If necessary, download and install the okvclient.jar file to each endpoint.
Perform the migration on the primary database.
Complete the SQL Apply process on the logical standby and then restart the standby database.
See Oracle Data Guard Concepts and Administration for more information about the SQL Apply process.
To check that the status the that migration was successful, query the V$ENCRYPTION_WALLET dynamic view.
See "Checking the Oracle TDE Wallet Migration for a Logical Standby Database".
In an Oracle Database Release 12c environment, after you have migrated an Oracle TDE wallet in a logical standby configuration, you can check the configuration by querying the WRL_TYPE and WALLET_ORDER columns of the V$ENCRYPTION_WALLET dynamic view.
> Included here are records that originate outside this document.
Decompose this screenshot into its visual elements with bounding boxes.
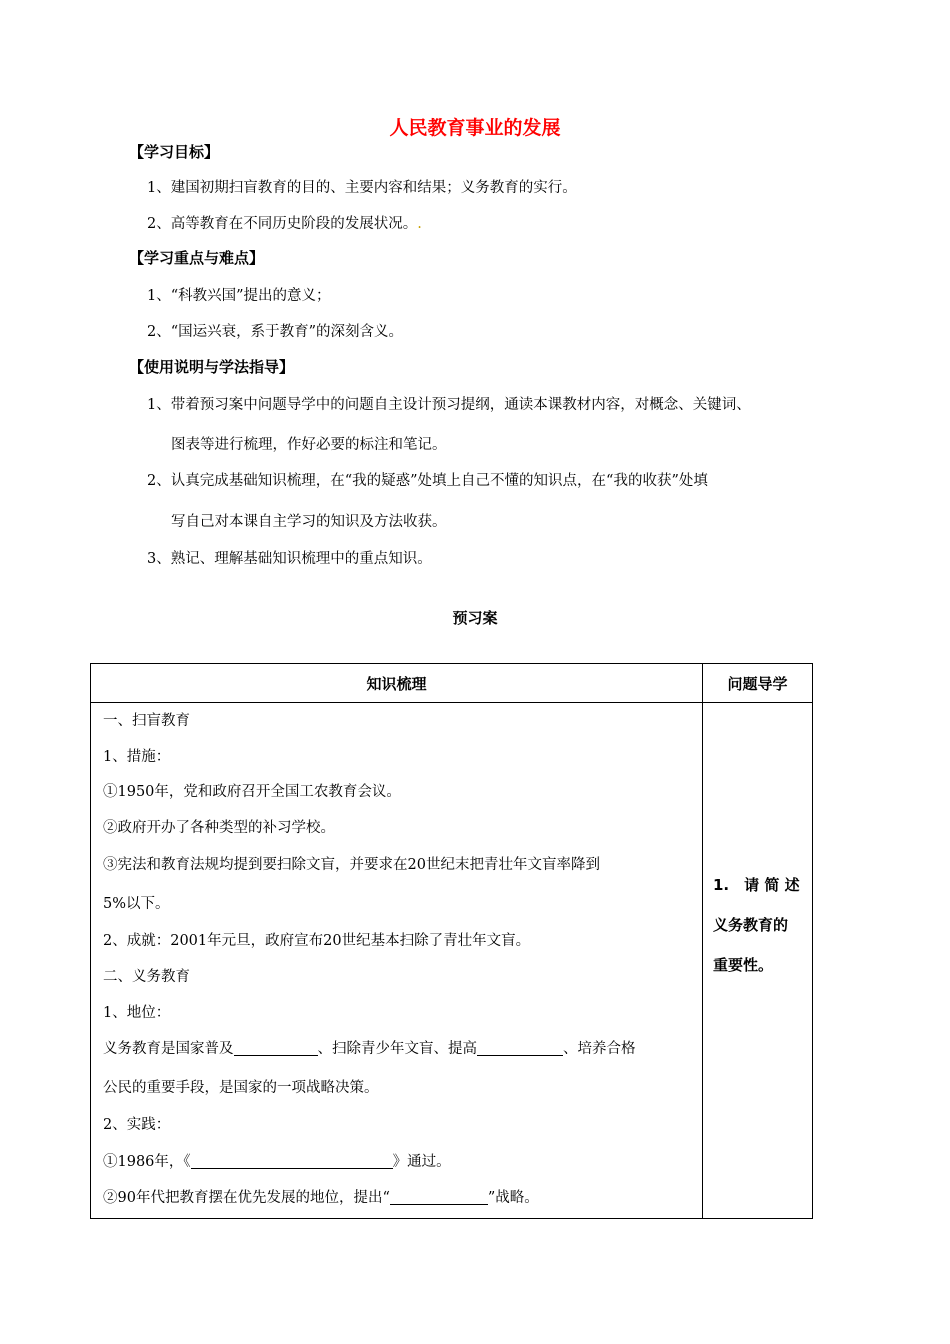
text-fragment: 、扫除青少年文盲、提高 <box>317 1041 477 1057</box>
fill-blank[interactable] <box>191 1154 393 1170</box>
instructions-item-2: 2、认真完成基础知识梳理，在“我的疑惑”处填上自己不懂的知识点，在“我的收获”处填 <box>147 473 708 489</box>
instructions-item-2-cont: 写自己对本课自主学习的知识及方法收获。 <box>171 514 447 530</box>
fill-blank[interactable] <box>234 1041 318 1057</box>
knowledge-line: 一、扫盲教育 <box>103 713 190 729</box>
knowledge-line: 2、实践： <box>103 1117 171 1133</box>
text-fragment: 》通过。 <box>392 1154 451 1170</box>
knowledge-line: 公民的重要手段，是国家的一项战略决策。 <box>103 1080 379 1096</box>
knowledge-line: 二、义务教育 <box>103 969 190 985</box>
instructions-item-1: 1、带着预习案中问题导学中的问题自主设计预习提纲，通读本课教材内容，对概念、关键词、 <box>147 397 751 413</box>
key-points-item-1: 1、“科教兴国”提出的意义； <box>147 288 331 304</box>
fill-blank[interactable] <box>390 1190 488 1206</box>
preview-heading: 预习案 <box>452 609 498 627</box>
goals-item-2 <box>147 212 422 233</box>
goals-heading: 【学习目标】 <box>129 143 220 161</box>
text-fragment: ①1986年，《 <box>103 1154 191 1170</box>
question-line: 义务教育的 <box>713 916 789 934</box>
decorative-mark: . <box>417 216 422 232</box>
fill-blank[interactable] <box>477 1041 563 1057</box>
col-header-questions: 问题导学 <box>703 664 813 703</box>
instructions-item-3: 3、熟记、理解基础知识梳理中的重点知识。 <box>147 551 432 567</box>
knowledge-table <box>90 663 813 1219</box>
knowledge-line-with-blanks <box>103 1186 539 1207</box>
document-title: 人民教育事业的发展 <box>389 117 561 139</box>
question-cell <box>703 703 813 1219</box>
text-fragment: 、培养合格 <box>563 1041 636 1057</box>
knowledge-line-with-blanks <box>103 1037 636 1058</box>
knowledge-line: ②政府开办了各种类型的补习学校。 <box>103 820 335 836</box>
key-points-item-2: 2、“国运兴衰，系于教育”的深刻含义。 <box>147 324 404 340</box>
instructions-item-1-cont: 图表等进行梳理，作好必要的标注和笔记。 <box>171 437 447 453</box>
text-fragment: 义务教育是国家普及 <box>103 1041 234 1057</box>
knowledge-line: 2、成就：2001年元旦，政府宣布20世纪基本扫除了青壮年文盲。 <box>103 933 531 949</box>
key-points-heading: 【学习重点与难点】 <box>129 249 265 267</box>
knowledge-cell <box>91 703 703 1219</box>
text-fragment: ②90年代把教育摆在优先发展的地位，提出“ <box>103 1190 390 1206</box>
question-line: 1. 请 简 述 <box>713 876 800 894</box>
knowledge-line: 1、地位： <box>103 1005 171 1021</box>
col-header-knowledge: 知识梳理 <box>91 664 703 703</box>
goals-item-1: 1、建国初期扫盲教育的目的、主要内容和结果；义务教育的实行。 <box>147 180 577 196</box>
question-line: 重要性。 <box>713 956 774 974</box>
instructions-heading: 【使用说明与学法指导】 <box>129 358 295 376</box>
goals-item-2-text: 2、高等教育在不同历史阶段的发展状况。 <box>147 216 418 232</box>
knowledge-line-with-blanks <box>103 1150 451 1171</box>
knowledge-line: 1、措施： <box>103 749 171 765</box>
knowledge-line: ③宪法和教育法规均提到要扫除文盲，并要求在20世纪末把青壮年文盲率降到 <box>103 857 600 873</box>
knowledge-line: ①1950年，党和政府召开全国工农教育会议。 <box>103 784 401 800</box>
knowledge-line: 5%以下。 <box>103 896 170 912</box>
text-fragment: ”战略。 <box>487 1190 539 1206</box>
By querying the V$ENCRYPTION_WALLET view, you can track the primary keystore. If you have only a single wallet configured, then the WALLET_ORDER column is set to SINGLE. In a two-wallet or mixed configuration, the column is set to PRIMARY or SECONDARY, depending on where the active master key is located. Consider the following queries.
In the following query, only a single wallet is configured:
SELECT WRL_TYPE, WALLET_ORDER FROM V$ENCRYPTION_WALLET; WRL_TYPE WALLET_OR -------------------- --------- FILE SINGLE
In this query in a logical standby configuration, the active master key has been migrated to an Oracle Key Vault virtual wallet:
SELECT WRL_TYPE, WALLET_ORDER FROM V$ENCRYPTION_WALLET; WRL_TYPE WALLET_OR -------------------- --------- FILE SECONDARY HSM PRIMARY
This query should show the HSM as the PRIMARY wallet in both the primary and standby database for the logical configuration.